For a heartbeat, I thought it might be Zach again.

Then I blinked, and the space was empty.

Gone.

“Get a grip,” I whispered to myself, forcing a shaky laugh that didn’t fool me.

I turned back toward the door and nearly collided with Ruby.

“Jesus,” I said, hand flying to my chest. “You scared me.”

“You’ve been out here a while,” she said gently. “You okay?”

“Yeah,” I said. “The fresh air helped.”

She studied me for a beat, then nodded like she didn’t quite believe it but would let it go. “Come on, sweetheart. Place is slammin’.”

I followed her inside, letting the noise close around me. The warmth. The lights.
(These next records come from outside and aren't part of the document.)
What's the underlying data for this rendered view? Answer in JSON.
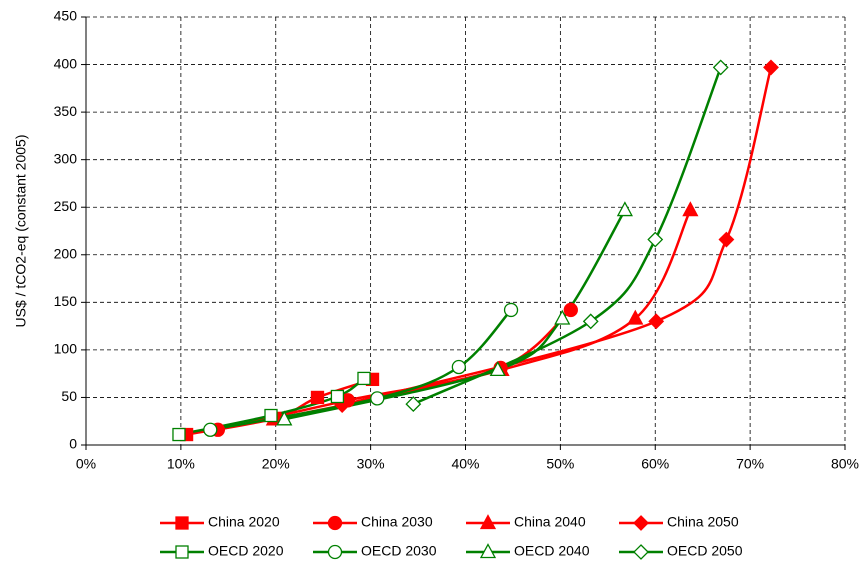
{
  "chart_data": {
    "type": "scatter-smooth",
    "y_label": "US$ / tCO2-eq (constant 2005)",
    "xlim": [
      0,
      80
    ],
    "xticks": [
      {
        "value": 0,
        "label": "0%"
      },
      {
        "value": 10,
        "label": "10%"
      },
      {
        "value": 20,
        "label": "20%"
      },
      {
        "value": 30,
        "label": "30%"
      },
      {
        "value": 40,
        "label": "40%"
      },
      {
        "value": 50,
        "label": "50%"
      },
      {
        "value": 60,
        "label": "60%"
      },
      {
        "value": 70,
        "label": "70%"
      },
      {
        "value": 80,
        "label": "80%"
      }
    ],
    "ylim": [
      0,
      450
    ],
    "yticks": [
      0,
      50,
      100,
      150,
      200,
      250,
      300,
      350,
      400,
      450
    ],
    "grid": true,
    "legend": "bottom",
    "series": [
      {
        "name": "China 2020",
        "color": "#ff0000",
        "marker": "square",
        "hollow": false,
        "x": [
          10.6,
          19.9,
          24.4,
          30.2
        ],
        "values": [
          11,
          28,
          50,
          69
        ]
      },
      {
        "name": "China 2030",
        "color": "#ff0000",
        "marker": "circle",
        "hollow": false,
        "x": [
          13.9,
          27.6,
          43.7,
          51.1
        ],
        "values": [
          16,
          47,
          81,
          142
        ]
      },
      {
        "name": "China 2040",
        "color": "#ff0000",
        "marker": "triangle",
        "hollow": false,
        "x": [
          19.8,
          43.8,
          57.9,
          63.7
        ],
        "values": [
          27,
          79,
          133,
          247
        ]
      },
      {
        "name": "China 2050",
        "color": "#ff0000",
        "marker": "diamond",
        "hollow": false,
        "x": [
          27.0,
          60.1,
          67.5,
          72.2
        ],
        "values": [
          42,
          130,
          216,
          397
        ]
      },
      {
        "name": "OECD 2020",
        "color": "#008000",
        "marker": "square",
        "hollow": true,
        "x": [
          9.8,
          19.5,
          26.5,
          29.3
        ],
        "values": [
          11,
          31,
          51,
          70
        ]
      },
      {
        "name": "OECD 2030",
        "color": "#008000",
        "marker": "circle",
        "hollow": true,
        "x": [
          13.1,
          30.7,
          39.3,
          44.8
        ],
        "values": [
          16,
          49,
          82,
          142
        ]
      },
      {
        "name": "OECD 2040",
        "color": "#008000",
        "marker": "triangle",
        "hollow": true,
        "x": [
          20.9,
          43.4,
          50.2,
          56.8
        ],
        "values": [
          27,
          79,
          133,
          247
        ]
      },
      {
        "name": "OECD 2050",
        "color": "#008000",
        "marker": "diamond",
        "hollow": true,
        "x": [
          34.5,
          53.2,
          60.0,
          66.9
        ],
        "values": [
          43,
          130,
          216,
          397
        ]
      }
    ]
  }
}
The safety of pretending everything was still normal.

But the feeling of eyes on me didn’t fade.

And deep down, I knew it wasn’t just my imagination.

Maybe I should talk to Chain. Tell him the truth. This lying wasn’t sitting right with me anymore. I cared about Zach—always would—but something in me whispered that he was wrong about the club not being able to protect us.

The problem was… once I told Chain, nothing would stay the same. And I wasn’t sure which terrified me more, keeping the secret, or finally letting it out.